By the afternoon of August 27th, Laura had been downgraded by the National Hurricane Center to a tropical storm, with maximum sustained winds at 65 miles per hour and water levels still elevated along the Gulf Coast. Since slamming into the coast, the storm destroyed buildings, blown windows out from high rises, downed trees and power lines, and ripped the top off a bridge. 42 people lost their lives in the U.S. from Laura.
The Advanced Technology Microwave Sounder (ATMS) on Suomi-NPP, provided “a glimpse into the inner structure of the storm, showing well-defined circulation with convection completely surrounding it, with the coldest cloud temperatures centered on the northeast side of the eye,” according to William Straka III, a researcher for the Cooperative Institute for Meteorological Satellite Studies at the University of Wisconsin-Madison.
This is also where the most intense rain rates were found by the Microwave Integrated Retrieval System (MiRS) Rain Rate product, which is derived from ATMS, and part of the Climate Prediction Center morphing method (CMORPH2), a NOAA product that provides precipitation estimates from satellites.
The following animation shows the temperature differences between the core of the hurricane and its surrounding atmosphere, as observed by ATMS on the Suomi-NPP and NOAA-20 satellites as the storm gathered strength and intensified.
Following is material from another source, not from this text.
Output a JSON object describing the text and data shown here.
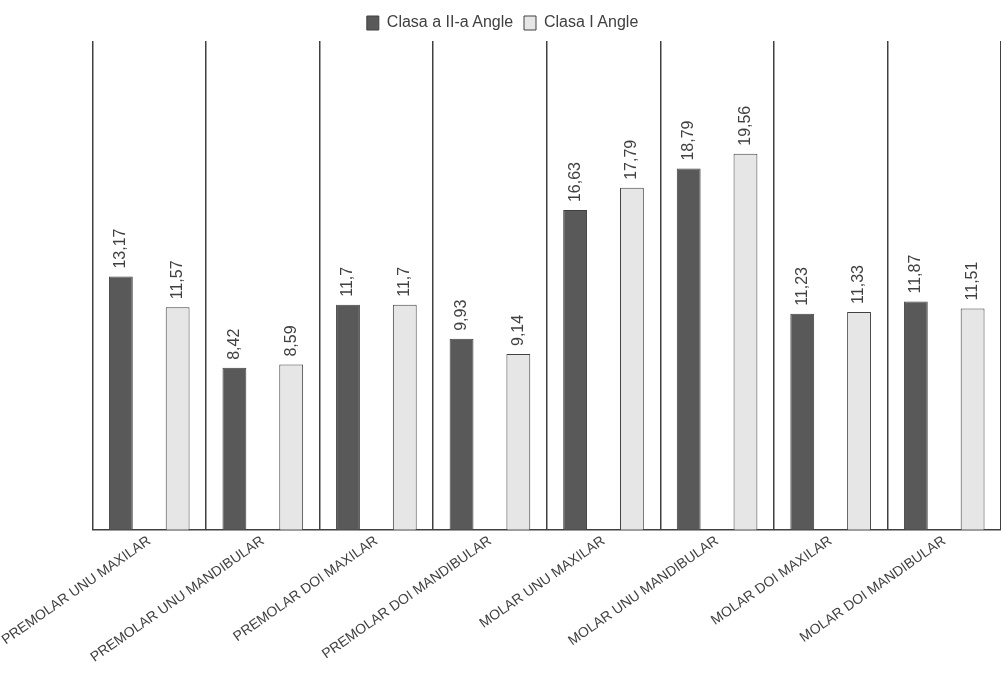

This kind of warm core is typical to the structure of a hurricane, as described in this article from the journal Geophysical Research Letters. The larger the area of the core and the higher the temperature difference between the warm core and the area surrounding it, the more precipitation is produced.
According to NOAA, the peak coastal storm surge was measured at 12 to 21 feet, inundating many areas along the coast.